Wednesday, August 5, 2015

Would you buy a Fortress or a Lighthouse!

Thought to do a comparative analysis of two companies as the topic hints. Of course it is a strange question to ask. In fact, I had this question in mind as I was looking to buy one of the Southern Coast based hotel operators. In this regard, my focus was on two companies, i.e., The FortressResorts PLC (RHTL.N0000) and The Lighthouse Hotel PLC (LHL.N0000). Well, going by the analysis that follows, I’d rather opt to buy the Fortress instead of the Lighthouse.

The two hotels
The Fortress is a luxurious hotel located in Koggala and the Lighthouse is located near Galle. In terms of the offering, the Fortress serves a high-end clientele while Lighthouse serves a different segment that is more price conscious.
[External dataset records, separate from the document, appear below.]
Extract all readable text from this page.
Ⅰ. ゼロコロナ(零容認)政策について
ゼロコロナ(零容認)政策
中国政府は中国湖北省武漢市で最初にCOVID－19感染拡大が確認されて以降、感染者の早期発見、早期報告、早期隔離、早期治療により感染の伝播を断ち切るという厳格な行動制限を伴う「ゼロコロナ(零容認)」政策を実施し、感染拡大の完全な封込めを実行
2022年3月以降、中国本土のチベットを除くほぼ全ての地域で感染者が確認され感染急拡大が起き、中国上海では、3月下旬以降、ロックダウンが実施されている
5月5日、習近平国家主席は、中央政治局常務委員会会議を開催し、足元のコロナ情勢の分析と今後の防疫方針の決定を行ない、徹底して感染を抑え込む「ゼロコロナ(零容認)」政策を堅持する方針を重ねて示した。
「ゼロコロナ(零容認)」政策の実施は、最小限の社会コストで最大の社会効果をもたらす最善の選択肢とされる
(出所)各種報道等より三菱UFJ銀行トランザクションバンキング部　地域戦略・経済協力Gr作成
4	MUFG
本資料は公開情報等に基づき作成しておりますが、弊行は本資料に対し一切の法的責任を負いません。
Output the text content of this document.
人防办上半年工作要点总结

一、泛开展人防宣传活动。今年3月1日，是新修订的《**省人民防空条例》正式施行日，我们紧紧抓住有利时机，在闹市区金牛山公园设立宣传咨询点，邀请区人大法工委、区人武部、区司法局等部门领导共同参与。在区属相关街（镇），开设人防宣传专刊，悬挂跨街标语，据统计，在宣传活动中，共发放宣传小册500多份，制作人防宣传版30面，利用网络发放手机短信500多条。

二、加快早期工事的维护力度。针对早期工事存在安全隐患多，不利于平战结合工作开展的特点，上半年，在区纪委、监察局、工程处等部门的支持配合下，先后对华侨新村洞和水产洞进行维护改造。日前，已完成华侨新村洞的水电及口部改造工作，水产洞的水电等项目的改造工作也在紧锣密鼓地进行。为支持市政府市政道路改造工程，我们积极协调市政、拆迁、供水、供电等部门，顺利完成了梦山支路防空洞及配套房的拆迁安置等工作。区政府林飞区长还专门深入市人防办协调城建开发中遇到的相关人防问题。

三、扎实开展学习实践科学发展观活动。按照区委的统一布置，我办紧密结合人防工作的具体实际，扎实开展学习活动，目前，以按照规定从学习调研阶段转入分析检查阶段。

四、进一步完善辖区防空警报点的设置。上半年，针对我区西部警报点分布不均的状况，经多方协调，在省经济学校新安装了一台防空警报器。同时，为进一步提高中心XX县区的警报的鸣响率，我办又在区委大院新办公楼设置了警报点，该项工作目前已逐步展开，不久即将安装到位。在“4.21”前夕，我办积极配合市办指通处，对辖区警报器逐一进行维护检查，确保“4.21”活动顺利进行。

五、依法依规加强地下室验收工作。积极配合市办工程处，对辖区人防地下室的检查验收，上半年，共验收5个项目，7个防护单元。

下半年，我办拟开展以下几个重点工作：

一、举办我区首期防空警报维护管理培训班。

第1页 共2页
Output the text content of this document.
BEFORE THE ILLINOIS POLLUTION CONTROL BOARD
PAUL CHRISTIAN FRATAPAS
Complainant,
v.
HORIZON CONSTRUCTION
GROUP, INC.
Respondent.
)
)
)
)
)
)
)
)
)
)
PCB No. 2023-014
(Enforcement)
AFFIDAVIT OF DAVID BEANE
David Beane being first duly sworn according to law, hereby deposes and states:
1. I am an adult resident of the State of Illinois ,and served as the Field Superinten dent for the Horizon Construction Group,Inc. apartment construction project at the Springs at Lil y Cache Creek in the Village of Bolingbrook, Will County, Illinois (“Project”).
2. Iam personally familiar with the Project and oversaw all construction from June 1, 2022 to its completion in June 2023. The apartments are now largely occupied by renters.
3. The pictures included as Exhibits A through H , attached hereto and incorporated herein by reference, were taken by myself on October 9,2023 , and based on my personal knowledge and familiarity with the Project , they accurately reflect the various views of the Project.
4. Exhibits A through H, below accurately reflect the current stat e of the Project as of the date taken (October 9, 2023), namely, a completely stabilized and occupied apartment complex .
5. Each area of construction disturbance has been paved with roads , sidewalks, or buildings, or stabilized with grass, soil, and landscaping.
The below comparison of room rates from Tripadvisor (accessed on 2 June 2015) suggests the difference. (On the left side are the quotes for the Lighthouse and on the right side are the Fortress quotes, higher than the Lighthouse as you can see)
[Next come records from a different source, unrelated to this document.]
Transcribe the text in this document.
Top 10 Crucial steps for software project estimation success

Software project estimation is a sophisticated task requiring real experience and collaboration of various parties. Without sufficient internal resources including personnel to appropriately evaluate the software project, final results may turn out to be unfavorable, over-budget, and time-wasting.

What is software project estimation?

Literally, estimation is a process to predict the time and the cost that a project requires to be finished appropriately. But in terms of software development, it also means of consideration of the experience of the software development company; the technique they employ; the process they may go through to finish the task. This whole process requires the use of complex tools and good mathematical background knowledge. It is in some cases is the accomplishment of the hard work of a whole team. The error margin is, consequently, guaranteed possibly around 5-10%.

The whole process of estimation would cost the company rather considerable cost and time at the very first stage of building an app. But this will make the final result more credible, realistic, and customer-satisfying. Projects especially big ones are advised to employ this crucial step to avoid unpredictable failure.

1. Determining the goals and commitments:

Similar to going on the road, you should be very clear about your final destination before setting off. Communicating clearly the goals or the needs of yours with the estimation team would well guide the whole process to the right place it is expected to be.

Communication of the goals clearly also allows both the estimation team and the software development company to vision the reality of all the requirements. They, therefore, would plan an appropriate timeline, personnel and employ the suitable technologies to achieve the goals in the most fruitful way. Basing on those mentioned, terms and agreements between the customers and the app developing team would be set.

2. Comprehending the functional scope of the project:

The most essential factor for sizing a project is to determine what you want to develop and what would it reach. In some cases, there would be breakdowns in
The Fortress operates with 53 rooms and the Lighthouse with 86 currently. In my opinion, I don’t expect that the Fortress will increase its key capacity any time sooner (but there may be a requirement for a major renovation in the near future as they have not done it for some time now) although the Lighthouse keeps adding keys slowly (with added properties like Kurulubedda and extensions to the existing main property). Close to a 50% of revenue of the Lighthouse came from Western European market and the Fortress’s revenues are also skewed towards European market. Both, players are now focusing on diversifying in to other emerging market segments like China, USA, Middle East, etc. As per the Fortress FYE2014 Annual Report “Compared to its major competitors in the area the Fortress is maintaining a higher market share in terms of boutique hotels category. In total there are approximately 43,665 room nights available in the area, concentrated amongst three main competitors, of which the Fortress accounted for approximately 13,974 room nights during the year. This secures an approximate 31% of the area market share, based on available room nights”.

Revenue wise, both companies managed to achieve 19% CAGR over the last five years.(the below table shows the revenue patterns of the both Hotels).
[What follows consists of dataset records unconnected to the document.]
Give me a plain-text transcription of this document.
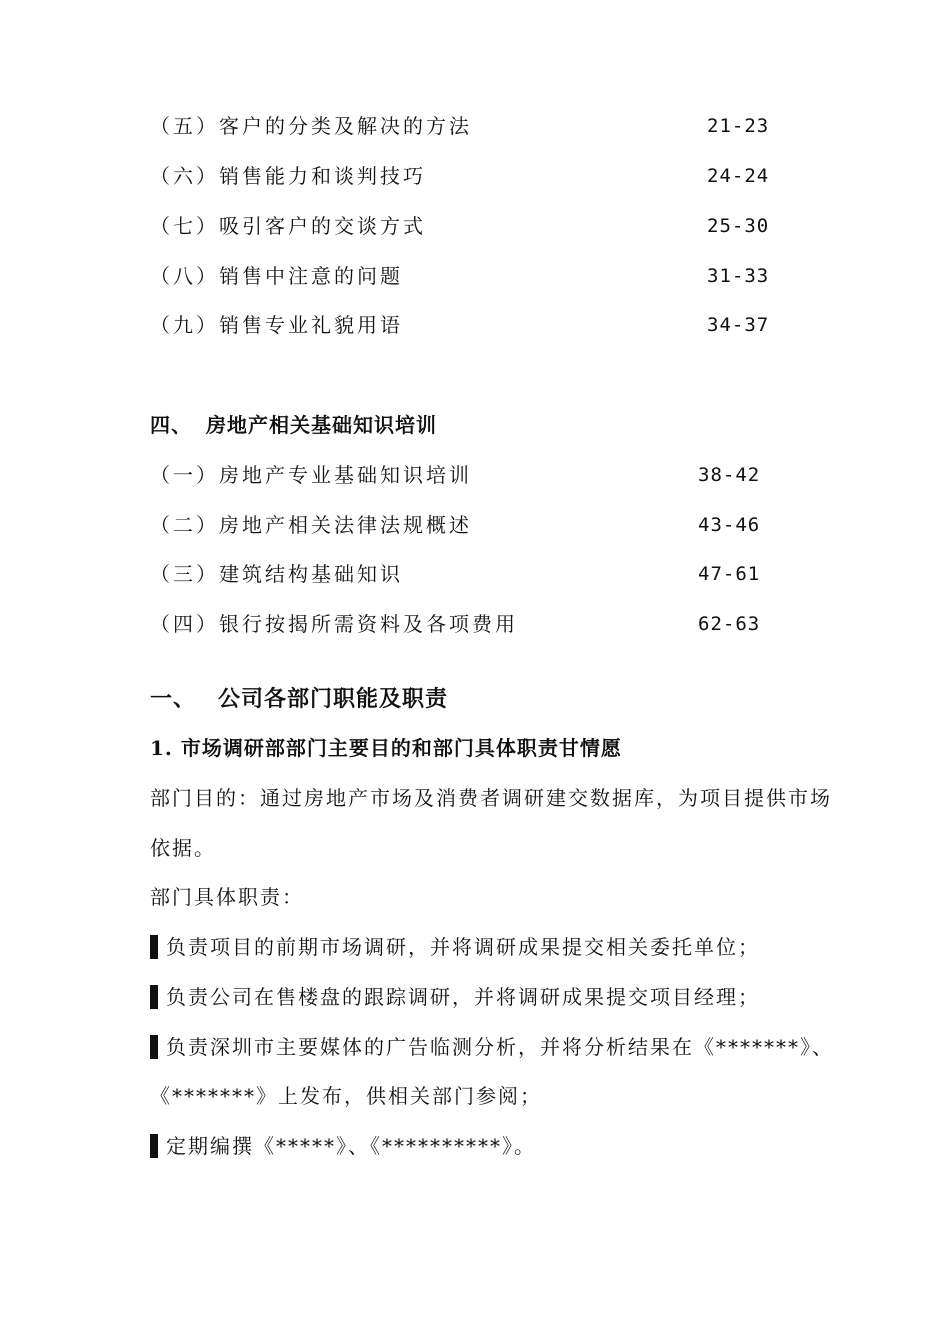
（五）客户的分类及解决的方法	21-23
（六）销售能力和谈判技巧	24-24
（七）吸引客户的交谈方式	25-30
（八）销售中注意的问题	31-33
（九）销售专业礼貌用语	34-37
四、 房地产相关基础知识培训
（一）房地产专业基础知识培训	38-42
（二）房地产相关法律法规概述	43-46
（三）建筑结构基础知识	47-61
（四）银行按揭所需资料及各项费用	62-63
一、 公司各部门职能及职责
1. 市场调研部部门主要目的和部门具体职责甘情愿
部门目的：通过房地产市场及消费者调研建交数据库，为项目提供市场
依据。
部门具体职责：
负责项目的前期市场调研，并将调研成果提交相关委托单位；
负责公司在售楼盘的跟踪调研，并将调研成果提交项目经理；
负责深圳市主要媒体的广告临测分析，并将分析结果在《*******》、
《*******》上发布，供相关部门参阅；
定期编撰《*****》、《**********》。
Premium offering with premium margins
As mentioned, the Fortress focuses on tapping the high-end clientele who are willing to pay a premium price for a premium offering. It is believed that as a model they have rightly chosen to address a gap in the market with this offering in down south. I believe that the profitability analysis given below evidently shows that. In terms of most of the margins (except the GP margin) the Fortress lead the game with some healthy margins in comparison to the Lighthouse. Even with some significant tax effect, the Fortress’s NP margins are very attractive.


Moreover, the Fortress is ahead of the game in terms of operating cash flow generation. If you look at the Operating Cash Flow to Sales ratio, the Fortress has been able to achieve a very high level of OCF to Sales compared to the Lighthouse. 


Higher administration costs at the Lighthouse have caused this, I believe. Sometimes, there may be management fees paid to the Jetwing Group which is the ultimate holding company of the Lighthouse (however, they have not disclosed anything in to this effect in their Annual Reports).

Shifting debt metrics
The gearing levels of the two entities have moved in opposite directions. Accordingly, the net debt position of the Fortress has gone from positive to negative and their balance sheet is nearing zero debt levels, hence they have enough financial flexibility to go for a debt funded renovation once the decision is made. (in fact I assume that they will go for a complete renovation in FY2017.) Also there is enough evidence to believe that there may be a dividend announcement from the Fortress but subject to how they finance a potential renovation) However, the Lighthouse’s debt free situation has taken a u-turn and net debt is currently at c. LKR137.3 million.


Distinct returns
The two companies show significant differences in Return on Invested Capital (ROIC) as seen in the chart below. 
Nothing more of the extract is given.